Dans son article, l’auteur n’affirme pas explicitement que les réussites des Juifs ont une base génétique, déclarant qu’il a mis de côté « la question éternelle de l’inné et de l’acquis afin d’expliquer pourquoi autant de Juifs ashkénazes ont des QI plus élevés », en faveur d’un argument sur la culture juive. Certaines habitudes de la tradition intellectuelle juive et certaines sensibilités des Juifs, en tant que communauté minoritaire à travers une bonne partie de leur histoire, leur ont accordé un avantage d’innovateurs scientifiques et culturels », explique-t-il.

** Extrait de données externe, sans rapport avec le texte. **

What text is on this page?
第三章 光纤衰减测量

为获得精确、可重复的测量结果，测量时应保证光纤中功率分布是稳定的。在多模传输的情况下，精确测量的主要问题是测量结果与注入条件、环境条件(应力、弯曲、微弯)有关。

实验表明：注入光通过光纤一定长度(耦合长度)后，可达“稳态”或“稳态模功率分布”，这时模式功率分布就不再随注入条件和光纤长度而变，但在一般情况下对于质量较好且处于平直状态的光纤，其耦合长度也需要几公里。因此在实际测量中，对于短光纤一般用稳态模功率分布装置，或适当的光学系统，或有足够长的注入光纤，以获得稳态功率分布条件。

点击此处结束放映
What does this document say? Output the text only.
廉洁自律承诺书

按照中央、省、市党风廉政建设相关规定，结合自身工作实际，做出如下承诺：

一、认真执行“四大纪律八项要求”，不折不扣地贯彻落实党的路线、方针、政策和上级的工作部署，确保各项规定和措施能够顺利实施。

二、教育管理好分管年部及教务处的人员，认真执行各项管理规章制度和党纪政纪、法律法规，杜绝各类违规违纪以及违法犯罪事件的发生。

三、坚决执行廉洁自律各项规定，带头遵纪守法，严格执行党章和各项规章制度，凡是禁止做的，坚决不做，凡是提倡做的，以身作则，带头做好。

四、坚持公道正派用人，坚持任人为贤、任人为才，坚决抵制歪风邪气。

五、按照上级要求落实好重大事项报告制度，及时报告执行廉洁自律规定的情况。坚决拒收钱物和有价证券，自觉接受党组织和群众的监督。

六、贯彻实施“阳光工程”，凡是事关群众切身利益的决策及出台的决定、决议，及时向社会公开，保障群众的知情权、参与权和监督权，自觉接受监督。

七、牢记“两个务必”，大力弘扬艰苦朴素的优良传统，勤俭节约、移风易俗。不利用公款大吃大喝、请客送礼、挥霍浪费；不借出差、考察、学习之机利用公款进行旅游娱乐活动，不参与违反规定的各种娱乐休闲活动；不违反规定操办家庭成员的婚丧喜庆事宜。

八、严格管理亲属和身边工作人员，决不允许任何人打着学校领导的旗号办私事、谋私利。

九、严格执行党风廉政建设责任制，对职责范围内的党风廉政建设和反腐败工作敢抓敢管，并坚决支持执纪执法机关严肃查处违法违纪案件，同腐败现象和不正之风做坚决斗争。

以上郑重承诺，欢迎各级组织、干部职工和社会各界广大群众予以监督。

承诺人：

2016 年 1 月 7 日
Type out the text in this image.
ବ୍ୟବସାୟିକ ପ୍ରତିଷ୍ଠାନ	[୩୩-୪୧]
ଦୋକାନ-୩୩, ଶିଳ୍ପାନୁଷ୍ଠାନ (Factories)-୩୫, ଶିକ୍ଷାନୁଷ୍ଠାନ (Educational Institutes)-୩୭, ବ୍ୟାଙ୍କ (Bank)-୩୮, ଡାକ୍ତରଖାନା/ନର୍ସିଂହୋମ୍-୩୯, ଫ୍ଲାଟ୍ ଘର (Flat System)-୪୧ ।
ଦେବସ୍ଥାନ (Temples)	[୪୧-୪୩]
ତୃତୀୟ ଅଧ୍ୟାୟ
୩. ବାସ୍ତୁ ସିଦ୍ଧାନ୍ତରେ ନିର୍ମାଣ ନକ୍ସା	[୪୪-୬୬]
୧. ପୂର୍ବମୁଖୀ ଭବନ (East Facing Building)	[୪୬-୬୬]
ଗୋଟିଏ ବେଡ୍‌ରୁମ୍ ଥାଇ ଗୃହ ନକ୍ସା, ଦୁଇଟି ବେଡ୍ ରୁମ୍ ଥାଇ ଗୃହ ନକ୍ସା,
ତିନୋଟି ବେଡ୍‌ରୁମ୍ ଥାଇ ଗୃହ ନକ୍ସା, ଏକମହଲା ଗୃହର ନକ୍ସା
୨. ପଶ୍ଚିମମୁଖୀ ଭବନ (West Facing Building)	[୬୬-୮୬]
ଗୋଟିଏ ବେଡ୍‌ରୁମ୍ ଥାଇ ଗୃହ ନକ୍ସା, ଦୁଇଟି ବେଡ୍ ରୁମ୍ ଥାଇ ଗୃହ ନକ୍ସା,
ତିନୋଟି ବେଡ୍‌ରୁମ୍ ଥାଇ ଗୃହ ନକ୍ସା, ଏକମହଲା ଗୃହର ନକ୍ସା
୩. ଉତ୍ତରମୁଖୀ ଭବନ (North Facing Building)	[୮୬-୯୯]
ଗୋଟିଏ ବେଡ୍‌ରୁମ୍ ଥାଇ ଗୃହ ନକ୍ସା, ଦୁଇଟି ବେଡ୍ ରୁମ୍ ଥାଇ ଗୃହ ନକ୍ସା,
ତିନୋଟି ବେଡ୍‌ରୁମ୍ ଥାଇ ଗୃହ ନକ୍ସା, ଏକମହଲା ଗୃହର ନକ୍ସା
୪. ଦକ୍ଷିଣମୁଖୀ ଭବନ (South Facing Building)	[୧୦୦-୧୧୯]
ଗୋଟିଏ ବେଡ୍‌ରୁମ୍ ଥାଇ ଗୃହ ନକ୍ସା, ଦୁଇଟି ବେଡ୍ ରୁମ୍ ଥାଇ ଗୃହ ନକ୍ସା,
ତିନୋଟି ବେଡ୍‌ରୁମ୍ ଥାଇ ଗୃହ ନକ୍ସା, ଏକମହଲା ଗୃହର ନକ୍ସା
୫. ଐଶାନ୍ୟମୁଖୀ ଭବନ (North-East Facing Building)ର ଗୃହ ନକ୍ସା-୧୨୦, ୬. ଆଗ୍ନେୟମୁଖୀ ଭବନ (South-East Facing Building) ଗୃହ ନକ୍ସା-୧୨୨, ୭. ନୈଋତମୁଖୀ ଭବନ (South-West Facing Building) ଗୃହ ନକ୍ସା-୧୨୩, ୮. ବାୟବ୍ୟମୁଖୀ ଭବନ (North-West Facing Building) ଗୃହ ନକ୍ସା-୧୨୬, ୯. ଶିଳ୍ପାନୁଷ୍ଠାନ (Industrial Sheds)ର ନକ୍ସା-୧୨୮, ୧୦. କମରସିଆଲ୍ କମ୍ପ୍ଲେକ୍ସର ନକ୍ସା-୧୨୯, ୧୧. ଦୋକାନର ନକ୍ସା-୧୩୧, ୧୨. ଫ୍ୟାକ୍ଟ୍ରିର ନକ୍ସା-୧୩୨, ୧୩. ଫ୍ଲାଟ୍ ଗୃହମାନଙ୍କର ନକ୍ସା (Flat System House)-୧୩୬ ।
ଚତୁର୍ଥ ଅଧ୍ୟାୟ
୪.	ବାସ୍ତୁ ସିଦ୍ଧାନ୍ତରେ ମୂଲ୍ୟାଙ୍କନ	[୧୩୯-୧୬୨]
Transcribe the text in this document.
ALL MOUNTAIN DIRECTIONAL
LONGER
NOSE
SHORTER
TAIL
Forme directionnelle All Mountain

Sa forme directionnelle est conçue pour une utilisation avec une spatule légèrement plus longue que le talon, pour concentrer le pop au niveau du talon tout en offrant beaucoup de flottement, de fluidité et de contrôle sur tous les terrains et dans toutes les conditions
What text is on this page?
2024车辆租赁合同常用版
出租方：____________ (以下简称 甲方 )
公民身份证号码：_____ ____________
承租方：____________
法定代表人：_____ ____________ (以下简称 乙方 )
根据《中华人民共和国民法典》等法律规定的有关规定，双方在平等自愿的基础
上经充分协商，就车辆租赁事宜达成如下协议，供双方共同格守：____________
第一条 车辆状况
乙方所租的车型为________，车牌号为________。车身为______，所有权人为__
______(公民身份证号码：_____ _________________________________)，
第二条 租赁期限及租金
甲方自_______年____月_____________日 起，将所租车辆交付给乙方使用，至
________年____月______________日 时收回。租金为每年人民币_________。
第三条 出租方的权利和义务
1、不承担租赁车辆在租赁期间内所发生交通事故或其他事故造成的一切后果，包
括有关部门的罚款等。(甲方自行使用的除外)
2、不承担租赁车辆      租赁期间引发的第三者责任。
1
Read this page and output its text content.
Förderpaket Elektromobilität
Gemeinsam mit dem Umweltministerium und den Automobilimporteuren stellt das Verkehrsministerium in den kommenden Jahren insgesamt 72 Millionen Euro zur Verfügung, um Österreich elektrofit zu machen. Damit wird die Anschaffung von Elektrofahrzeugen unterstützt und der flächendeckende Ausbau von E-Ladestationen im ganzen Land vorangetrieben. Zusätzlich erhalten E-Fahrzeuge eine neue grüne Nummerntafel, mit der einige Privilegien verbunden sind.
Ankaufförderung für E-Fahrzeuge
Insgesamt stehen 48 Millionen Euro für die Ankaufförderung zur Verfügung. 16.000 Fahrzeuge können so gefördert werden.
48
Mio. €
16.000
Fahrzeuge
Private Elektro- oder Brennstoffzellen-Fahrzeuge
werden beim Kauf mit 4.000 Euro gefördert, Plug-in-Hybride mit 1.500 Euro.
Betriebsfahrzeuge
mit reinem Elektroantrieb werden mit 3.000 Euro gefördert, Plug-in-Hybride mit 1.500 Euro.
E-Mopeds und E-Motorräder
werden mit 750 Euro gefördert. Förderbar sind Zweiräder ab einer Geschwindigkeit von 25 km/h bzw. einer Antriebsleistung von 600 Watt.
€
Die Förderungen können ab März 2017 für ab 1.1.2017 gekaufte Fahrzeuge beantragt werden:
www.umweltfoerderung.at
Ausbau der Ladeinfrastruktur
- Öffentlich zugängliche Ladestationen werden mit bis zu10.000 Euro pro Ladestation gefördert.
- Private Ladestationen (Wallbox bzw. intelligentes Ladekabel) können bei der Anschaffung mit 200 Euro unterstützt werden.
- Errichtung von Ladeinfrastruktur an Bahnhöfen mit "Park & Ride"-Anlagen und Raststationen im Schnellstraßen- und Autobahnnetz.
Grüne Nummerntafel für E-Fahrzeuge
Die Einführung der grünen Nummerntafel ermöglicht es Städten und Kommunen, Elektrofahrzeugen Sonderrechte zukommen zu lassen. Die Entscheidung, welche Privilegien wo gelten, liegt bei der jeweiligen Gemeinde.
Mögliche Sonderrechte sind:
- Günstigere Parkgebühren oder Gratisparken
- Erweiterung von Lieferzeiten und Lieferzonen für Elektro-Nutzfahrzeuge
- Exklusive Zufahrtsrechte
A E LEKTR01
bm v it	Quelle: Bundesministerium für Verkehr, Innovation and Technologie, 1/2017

Mais Tim Marchman, rédacteur en chef chez Vice, a noté que l’article de 2005 cité et auquel Stephens renvoie comme une preuve de l’intelligence supérieure des Juifs ashkénazes, avance l’argument contraire. L’article explique que les QI des ashkénazes dépassent de loin ceux des Juifs séfarades et mizrahi qui partagent pourtant tous les deux les traditions juives et le même statut de minorité que leurs coreligionnaires ashkénazes.

« C’est dur de lire cet article comme cherchant à exprimer autre chose qu’une croyance dans une infériorité génétique et culturelle des Juifs non ashkénazes ; il est difficile de dire si c’est intentionnel ou s’il s’agit seulement d’un manque de sérieux effarant, mais, dans tous les cas, ce n’est pas le type d’article que le [New York] Times devrait publier », a écrit Marchman.

Beaucoup, dont au moins une autre contributrice du célèbre quotidien, ont appelé à exclure Stephens pour cet article.

« M’exprimant à la fois en tant que Juive ashkénaze et contributrice du NYT, je ne pense pas qu’un eugéniste devrait publier des articles » dans le journal, a écrit Jody Rosen.